What issues do amoral LAWS need to face then? Guido highlights the following: 

  • Are LAWS necessary to reduce the excessive number of deaths in the military? 
  • Are LAWS more effective than soldiers?

To answer the first question, and using the UK as a case study, in 2018 there were 61 deaths in the armed forces. Of these, only one was due to hostile action. The rest were the cause of suicide or illnesses such as cancer. It would appear the answer to this question is no.

Arkin said that LAWS are more effective than soldiers, due mainly to their better targeting sensors. But they are vulnerable to outside attacks, and any of the regular dangers that complex systems face. Furthermore, unintended interactions are always a danger with intelligent systems. Development of AI shows that unpredictable results often occur, sometimes without any explanations of behaviour; in the field of warfare, this could lead to an escalation or direct provocation from an opposing agent. The answer to this question also appears to be no.

Moral roombas

The binary conclusion is that LAWS should be prohibited. But that would appear to waste a lot of effort and technical expertise. However, there are uses for translating ethics into code. A prime example is in low risk areas, such as household robotics or manufacturing areas. Improving the technical efficiency in these areas is always a priority, and instilling these machines with data related to human codes of morals and ethics could well be a large part of that. Just because a machine can’t be said to be moral itself, doesn’t mean that it can’t be aligned with human morality. The challenge there is that there is no universal set of human values; it has to be a culturally-specific approach that is suitable for the culture that uses that particular robotic system.

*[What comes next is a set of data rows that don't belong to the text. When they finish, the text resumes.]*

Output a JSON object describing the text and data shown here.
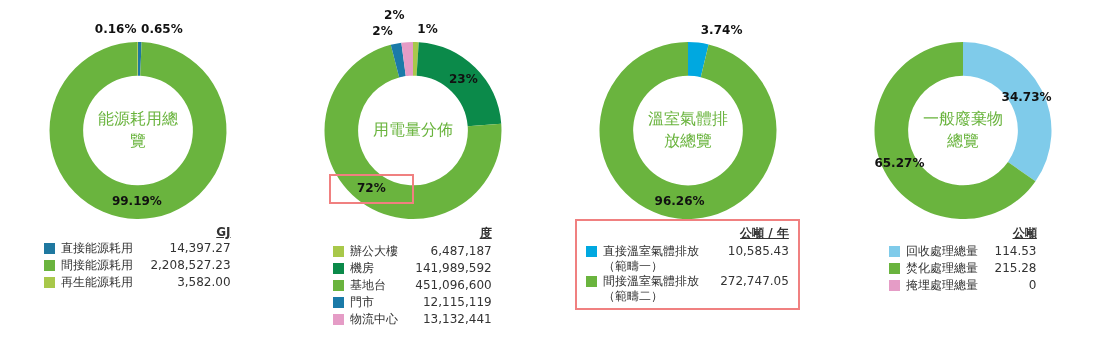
{
  "chart_data": [
    {
      "type": "donut",
      "title": "能源耗用總覽",
      "legend_title": "GJ",
      "legend": "bottom",
      "categories": [
        "直接能源耗用",
        "間接能源耗用",
        "再生能源耗用"
      ],
      "values": [
        14397.27,
        2208527.23,
        3582.0
      ],
      "colors": [
        "#1f78a0",
        "#6ab43e",
        "#a8c84a"
      ],
      "value_labels": [
        "14,397.27",
        "2,208,527.23",
        "3,582.00"
      ],
      "annotations": [
        "0.65%",
        "99.19%",
        "0.16%"
      ]
    },
    {
      "type": "donut",
      "title": "用電量分佈",
      "legend_title": "度",
      "legend": "bottom",
      "categories": [
        "辦公大樓",
        "機房",
        "基地台",
        "門市",
        "物流中心"
      ],
      "values": [
        6487187,
        141989592,
        451096600,
        12115119,
        13132441
      ],
      "colors": [
        "#a8c84a",
        "#0b8a4a",
        "#6ab43e",
        "#1a7aa8",
        "#e59cc6"
      ],
      "value_labels": [
        "6,487,187",
        "141,989,592",
        "451,096,600",
        "12,115,119",
        "13,132,441"
      ],
      "annotations": [
        "1%",
        "23%",
        "72%",
        "2%",
        "2%"
      ]
    },
    {
      "type": "donut",
      "title": "溫室氣體排放總覽",
      "legend_title": "公噸 / 年",
      "legend": "bottom",
      "categories": [
        "直接溫室氣體排放（範疇一）",
        "間接溫室氣體排放（範疇二）"
      ],
      "values": [
        10585.43,
        272747.05
      ],
      "colors": [
        "#00a8e0",
        "#6ab43e"
      ],
      "value_labels": [
        "10,585.43",
        "272,747.05"
      ],
      "annotations": [
        "3.74%",
        "96.26%"
      ]
    },
    {
      "type": "donut",
      "title": "一般廢棄物總覽",
      "legend_title": "公噸",
      "legend": "bottom",
      "categories": [
        "回收處理總量",
        "焚化處理總量",
        "掩埋處理總量"
      ],
      "values": [
        114.53,
        215.28,
        0
      ],
      "colors": [
        "#7fcbea",
        "#6ab43e",
        "#e59cc6"
      ],
      "value_labels": [
        "114.53",
        "215.28",
        "0"
      ],
      "annotations": [
        "34.73%",
        "65.27%"
      ]
    }
  ]
}
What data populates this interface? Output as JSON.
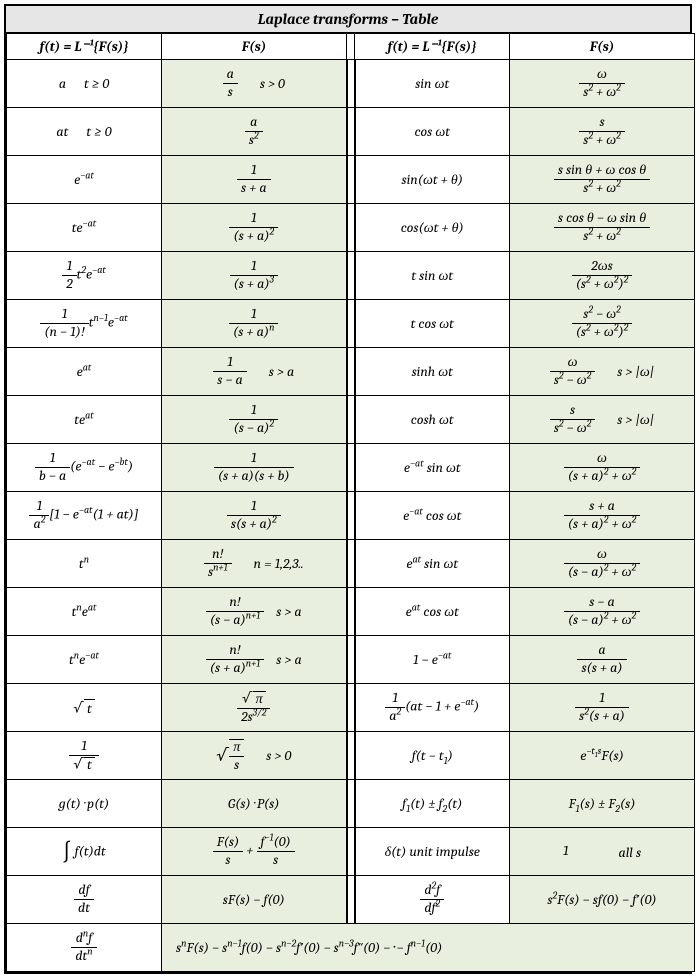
{
  "title": "Laplace transforms – Table",
  "header": {
    "ft": "f(t) =  L⁻¹{F(s)}",
    "fs": "F(s)"
  },
  "colors": {
    "title_bg": "#e6e6e6",
    "fs_bg": "#e9efdf",
    "ft_bg": "#ffffff",
    "border": "#000000"
  },
  "rows": [
    {
      "l_ft": "a<span class='gap'></span>t ≥ 0",
      "l_fs": "<span class='frac'><span class='num'>a</span><span class='den'>s</span></span><span class='cond'>s > 0</span>",
      "r_ft": "sin <i>ωt</i>",
      "r_fs": "<span class='frac'><span class='num'>ω</span><span class='den'>s<sup>2</sup> + ω<sup>2</sup></span></span>"
    },
    {
      "l_ft": "at<span class='gap'></span>t ≥ 0",
      "l_fs": "<span class='frac'><span class='num'>a</span><span class='den'>s<sup>2</sup></span></span>",
      "r_ft": "cos <i>ωt</i>",
      "r_fs": "<span class='frac'><span class='num'>s</span><span class='den'>s<sup>2</sup> + ω<sup>2</sup></span></span>"
    },
    {
      "l_ft": "e<sup>−at</sup>",
      "l_fs": "<span class='frac'><span class='num'>1</span><span class='den'>s + a</span></span>",
      "r_ft": "sin(<i>ωt + θ</i>)",
      "r_fs": "<span class='frac'><span class='num'>s sin θ + ω cos θ</span><span class='den'>s<sup>2</sup> + ω<sup>2</sup></span></span>"
    },
    {
      "l_ft": "te<sup>−at</sup>",
      "l_fs": "<span class='frac'><span class='num'>1</span><span class='den'>(s + a)<sup>2</sup></span></span>",
      "r_ft": "cos(<i>ωt + θ</i>)",
      "r_fs": "<span class='frac'><span class='num'>s cos θ − ω sin θ</span><span class='den'>s<sup>2</sup> + ω<sup>2</sup></span></span>"
    },
    {
      "l_ft": "<span class='frac'><span class='num'>1</span><span class='den'>2</span></span>t<sup>2</sup>e<sup>−at</sup>",
      "l_fs": "<span class='frac'><span class='num'>1</span><span class='den'>(s + a)<sup>3</sup></span></span>",
      "r_ft": "t sin <i>ωt</i>",
      "r_fs": "<span class='frac'><span class='num'>2ωs</span><span class='den'>(s<sup>2</sup> + ω<sup>2</sup>)<sup>2</sup></span></span>"
    },
    {
      "l_ft": "<span class='frac'><span class='num'>1</span><span class='den'>(n − 1)!</span></span>t<sup>n−1</sup>e<sup>−at</sup>",
      "l_fs": "<span class='frac'><span class='num'>1</span><span class='den'>(s + a)<sup>n</sup></span></span>",
      "r_ft": "t cos <i>ωt</i>",
      "r_fs": "<span class='frac'><span class='num'>s<sup>2</sup> − ω<sup>2</sup></span><span class='den'>(s<sup>2</sup> + ω<sup>2</sup>)<sup>2</sup></span></span>"
    },
    {
      "l_ft": "e<sup>at</sup>",
      "l_fs": "<span class='frac'><span class='num'>1</span><span class='den'>s − a</span></span><span class='cond'>s > a</span>",
      "r_ft": "sinh <i>ωt</i>",
      "r_fs": "<span class='frac'><span class='num'>ω</span><span class='den'>s<sup>2</sup> − ω<sup>2</sup></span></span><span class='cond'>s > |ω|</span>"
    },
    {
      "l_ft": "te<sup>at</sup>",
      "l_fs": "<span class='frac'><span class='num'>1</span><span class='den'>(s − a)<sup>2</sup></span></span>",
      "r_ft": "cosh <i>ωt</i>",
      "r_fs": "<span class='frac'><span class='num'>s</span><span class='den'>s<sup>2</sup> − ω<sup>2</sup></span></span><span class='cond'>s > |ω|</span>"
    },
    {
      "l_ft": "<span class='frac'><span class='num'>1</span><span class='den'>b − a</span></span>(e<sup>−at</sup> − e<sup>−bt</sup>)",
      "l_fs": "<span class='frac'><span class='num'>1</span><span class='den'>(s + a)(s + b)</span></span>",
      "r_ft": "e<sup>−at</sup> sin <i>ωt</i>",
      "r_fs": "<span class='frac'><span class='num'>ω</span><span class='den'>(s + a)<sup>2</sup> + ω<sup>2</sup></span></span>"
    },
    {
      "l_ft": "<span class='frac'><span class='num'>1</span><span class='den'>a<sup>2</sup></span></span>[1 − e<sup>−at</sup>(1 + at)]",
      "l_fs": "<span class='frac'><span class='num'>1</span><span class='den'>s(s + a)<sup>2</sup></span></span>",
      "r_ft": "e<sup>−at</sup> cos <i>ωt</i>",
      "r_fs": "<span class='frac'><span class='num'>s + a</span><span class='den'>(s + a)<sup>2</sup> + ω<sup>2</sup></span></span>"
    },
    {
      "l_ft": "t<sup>n</sup>",
      "l_fs": "<span class='frac'><span class='num'>n!</span><span class='den'>s<sup>n+1</sup></span></span><span class='cond'>n = 1,2,3..</span>",
      "r_ft": "e<sup>at</sup> sin <i>ωt</i>",
      "r_fs": "<span class='frac'><span class='num'>ω</span><span class='den'>(s − a)<sup>2</sup> + ω<sup>2</sup></span></span>"
    },
    {
      "l_ft": "t<sup>n</sup>e<sup>at</sup>",
      "l_fs": "<span class='frac'><span class='num'>n!</span><span class='den'>(s − a)<sup>n+1</sup></span></span><span class='cond' style='margin-left:12px'>s > a</span>",
      "r_ft": "e<sup>at</sup> cos <i>ωt</i>",
      "r_fs": "<span class='frac'><span class='num'>s − a</span><span class='den'>(s − a)<sup>2</sup> + ω<sup>2</sup></span></span>"
    },
    {
      "l_ft": "t<sup>n</sup>e<sup>−at</sup>",
      "l_fs": "<span class='frac'><span class='num'>n!</span><span class='den'>(s + a)<sup>n+1</sup></span></span><span class='cond' style='margin-left:12px'>s > a</span>",
      "r_ft": "1 − e<sup>−at</sup>",
      "r_fs": "<span class='frac'><span class='num'>a</span><span class='den'>s(s + a)</span></span>"
    },
    {
      "l_ft": "<span class='sqrt'>√<span class='rad'>t</span></span>",
      "l_fs": "<span class='frac'><span class='num'><span class='sqrt'>√<span class='rad'>π</span></span></span><span class='den'>2s<sup>3/2</sup></span></span>",
      "r_ft": "<span class='frac'><span class='num'>1</span><span class='den'>a<sup>2</sup></span></span>(at − 1 + e<sup>−at</sup>)",
      "r_fs": "<span class='frac'><span class='num'>1</span><span class='den'>s<sup>2</sup>(s + a)</span></span>"
    },
    {
      "l_ft": "<span class='frac'><span class='num'>1</span><span class='den'><span class='sqrt'>√<span class='rad'>t</span></span></span></span>",
      "l_fs": "<span style='font-size:17px;vertical-align:middle'>√</span><span class='frac' style='border-top:1px solid #000;'><span class='num'>π</span><span class='den'>s</span></span><span class='cond'>s > 0</span>",
      "r_ft": "f(t − t<sub>1</sub>)",
      "r_fs": "e<sup>−t<sub>1</sub>s</sup>F(s)"
    },
    {
      "l_ft": "g(t) · p(t)",
      "l_fs": "G(s) · P(s)",
      "r_ft": "f<sub>1</sub>(t) ± f<sub>2</sub>(t)",
      "r_fs": "F<sub>1</sub>(s) ± F<sub>2</sub>(s)"
    },
    {
      "l_ft": "<span class='int'>∫</span> f(t)dt",
      "l_fs": "<span class='frac'><span class='num'>F(s)</span><span class='den'>s</span></span> + <span class='frac'><span class='num'>f<sup>−1</sup>(0)</span><span class='den'>s</span></span>",
      "r_ft": "δ(t) unit impulse",
      "r_fs": "1<span class='cond' style='margin-left:50px'>all s</span>"
    },
    {
      "l_ft": "<span class='frac'><span class='num'>df</span><span class='den'>dt</span></span>",
      "l_fs": "sF(s) − f(0)",
      "r_ft": "<span class='frac'><span class='num'>d<sup>2</sup>f</span><span class='den'>df<sup>2</sup></span></span>",
      "r_fs": "s<sup>2</sup>F(s) − sf(0) − f′(0)"
    }
  ],
  "last_row": {
    "ft": "<span class='frac'><span class='num'>d<sup>n</sup>f</span><span class='den'>dt<sup>n</sup></span></span>",
    "fs": "s<sup>n</sup>F(s) − s<sup>n−1</sup>f(0) − s<sup>n−2</sup>f′(0) − s<sup>n−3</sup>f″(0) − ··· − f<sup>n−1</sup>(0)"
  }
}
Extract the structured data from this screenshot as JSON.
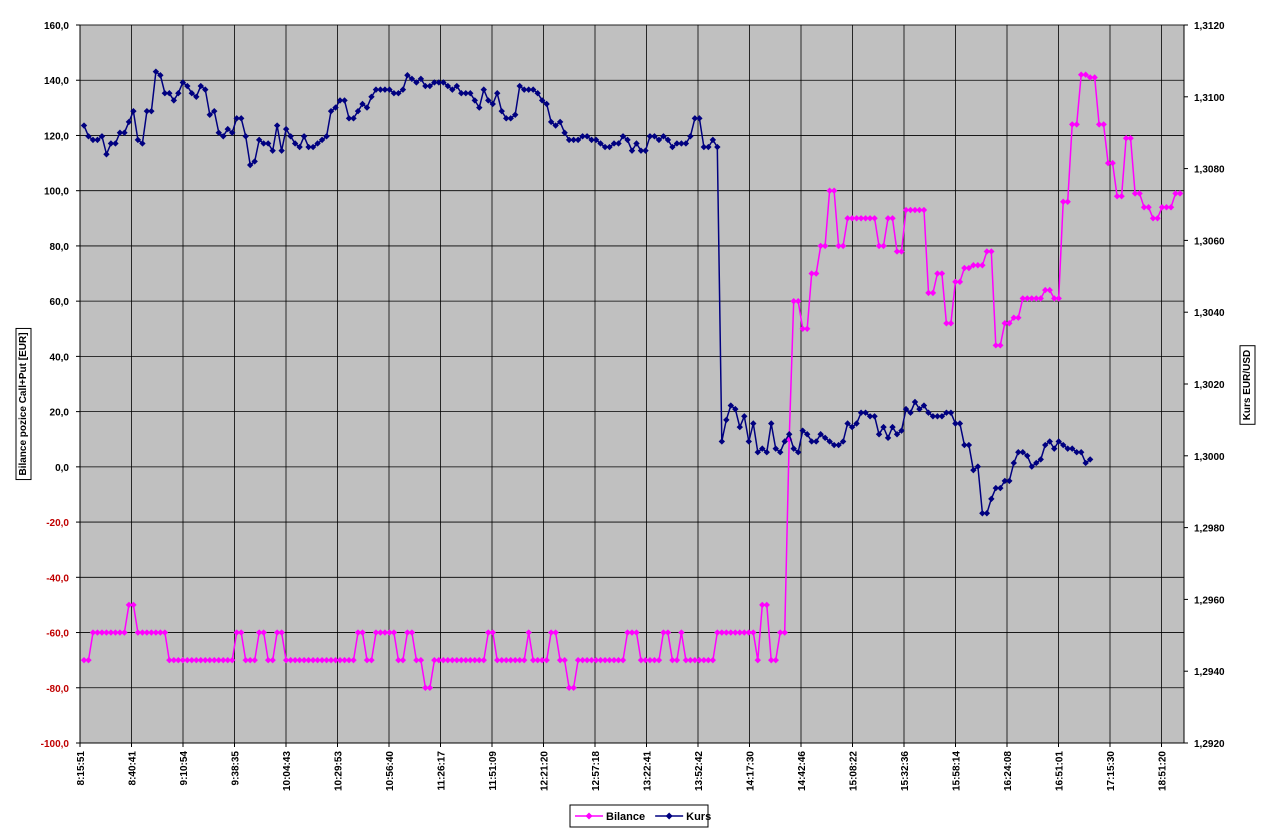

This is not to say there aren’t any dangers with household appliances. As is often the case, protection of data is paramount. Connected devices in the house hold an enormous amount of data related to our identities that we are often very lax about. Humans are fundamentally lazy creatures and once AI provides a convenience, it is hard to turn one’s back on it. Designing appliances with a shared set of values can help to minimise the harm caused.

 

Dr Guido Noto La Diega is a Senior Lecturer in Cyber Law and Intellectual Property Law at Northumbria University, School of Law, where they are International Research Partnerships Coordinator and Co-Convenor of NINSO Northumbria Internet & Society Research Group.